By the time of Bellamy’s death in Chicopee Falls in 1898, the nationalist movement as a political organization had disappeared, and the People’s Party had been absorbed by William Jennings Bryan and the free silver movement in 1896. Yet Bellamy’s utopian concepts, always tinged with fantasy and human values, maintained a romantic influence on young thinkers in both America and Europe. Numerous critics complained about his lack of originality, but his ideas formed the basis of the League for the Organization of Progress in Europe (a group which claimed Ramsay MacDonald, Aristide Briand, and Karl Renner as members). Americans as diverse as Thorstein Veblen, John Dewey, and A. A. Berle, Jr., acknowledged Bellamy’s influence, and in 1972 his house was declared a national monument by the National Park Service and restored to its original condition. It is as a humane and romantic utopian, campaigning for equality and social justice, rather than as a novelist or profound political thinker, that Bellamy is remembered and read today.
Bibliography
Bowman, Sylvia E. Edward Bellamy. Boston: Twayne, 1986. Offers an interdisciplinary analysis of Bellamy’s intellectual development.
Griffith, Nancy Snell. Edward Bellamy: A Bibliography. Metuchen, N.J.: Scarecrow Press, 1986. A useful bibliography up to 1986.
Lipow, Arthur.

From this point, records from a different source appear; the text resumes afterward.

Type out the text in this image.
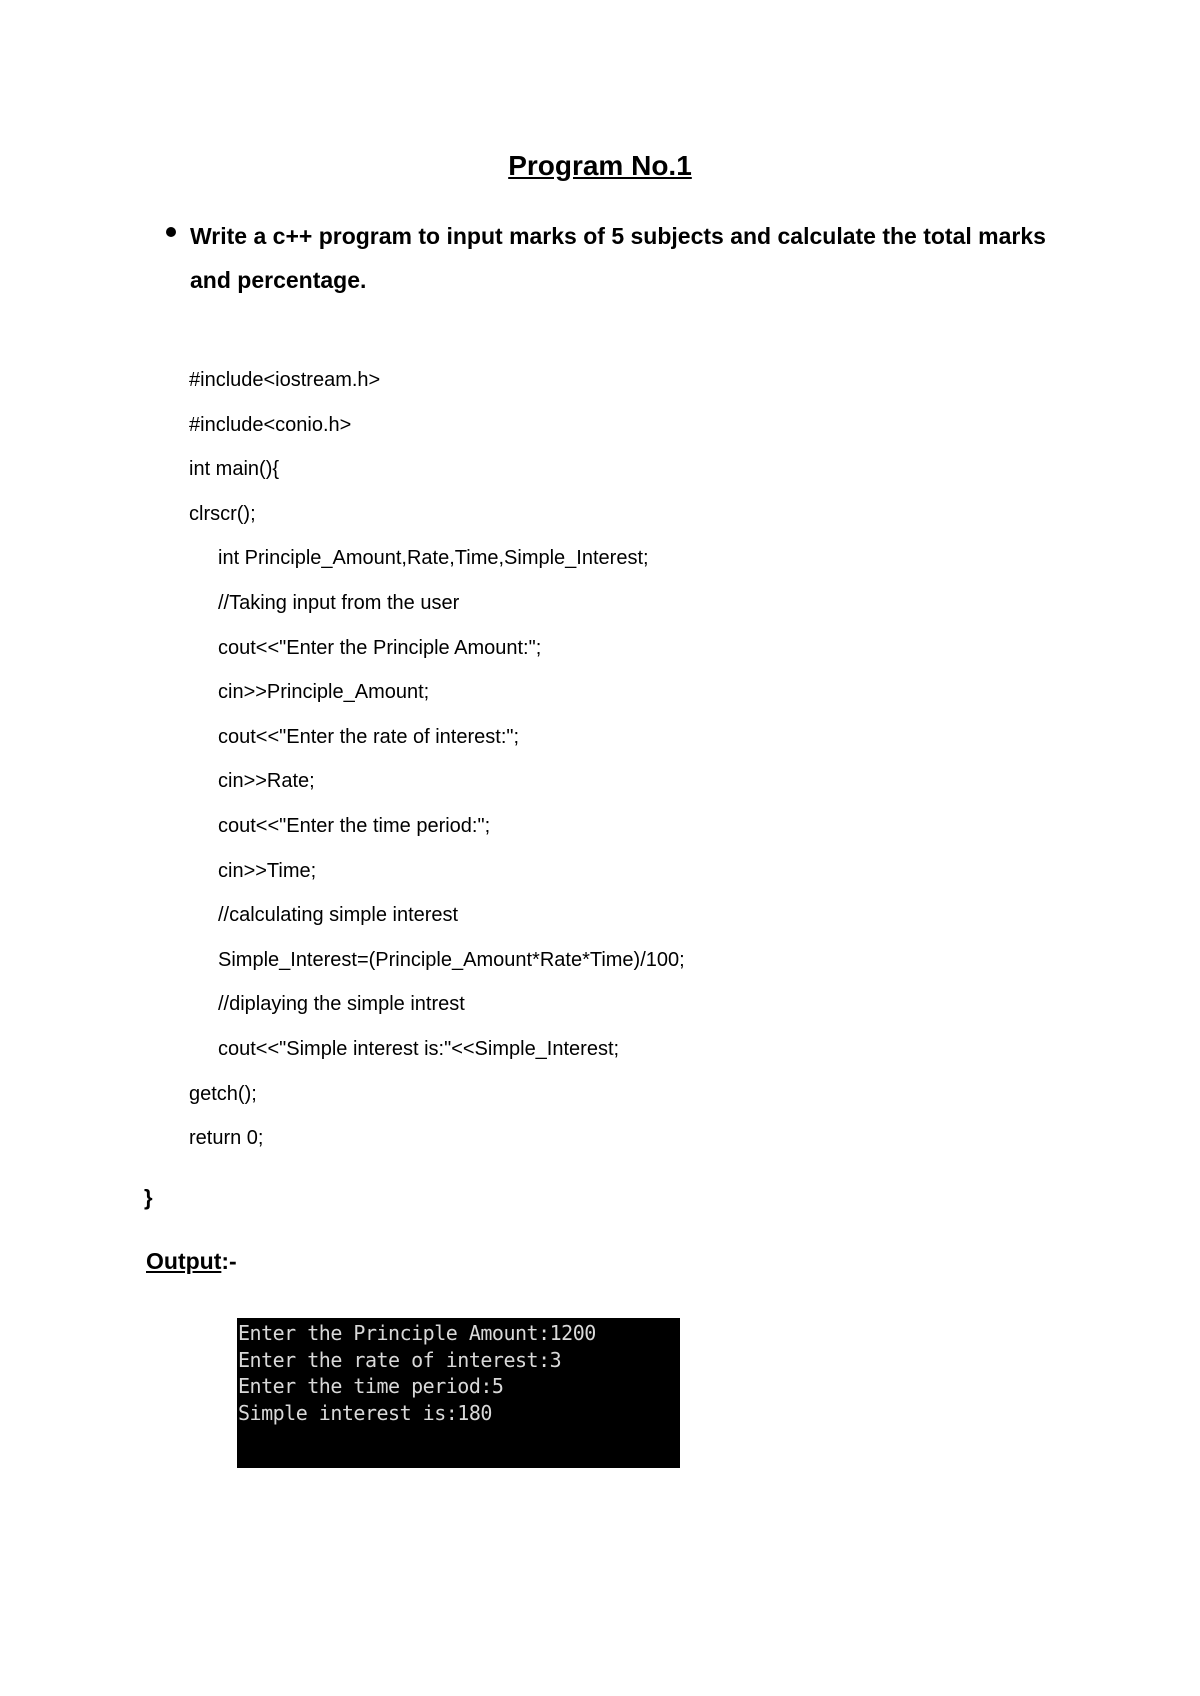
Program No.1
Write a c++ program to input marks of 5 subjects and calculate the total marks and percentage.
#include<iostream.h>
#include<conio.h>
int main(){
clrscr();
int Principle_Amount,Rate,Time,Simple_Interest;
//Taking input from the user
cout<<"Enter the Principle Amount:";
cin>>Principle_Amount;
cout<<"Enter the rate of interest:";
cin>>Rate;
cout<<"Enter the time period:";
cin>>Time;
//calculating simple interest
Simple_Interest=(Principle_Amount*Rate*Time)/100;
//diplaying the simple intrest
cout<<"Simple interest is:"<<Simple_Interest;
getch();
return 0;
}
Output:-
Enter the Principle Amount:1200
Enter the rate of interest:3
Enter the time period:5
Simple interest is:180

Authoritarian Socialism in America: Edward Bellamy and the Nationalist Movement. Berkeley: University of California Press, 1982. A helpful study on Bellamy.
Patai, Daphne, ed. Looking Backward, 1988-1888: Essays on Edward Bellamy. Amherst: University of Massachusetts Press, 1988. Contains eight essays that assess Looking Backward in view of twentieth century developments. Some contributors view Bellamy as a proponent of a dated, patriarchal world; others praise his integration of contradictory principles. Includes a useful annotated bibliography.
Widdicombe, Toby, and Herman S. Preiser, eds. Revisiting the Legacy of Edward Bellamy (1850-1898), American Author and Social Reformer. Lewiston, N.Y.: Edwin Mellen Press, 2002. This collection is subtitled Uncollected and Unpublished Writings, Scholarly Perspectives for a New Millennium.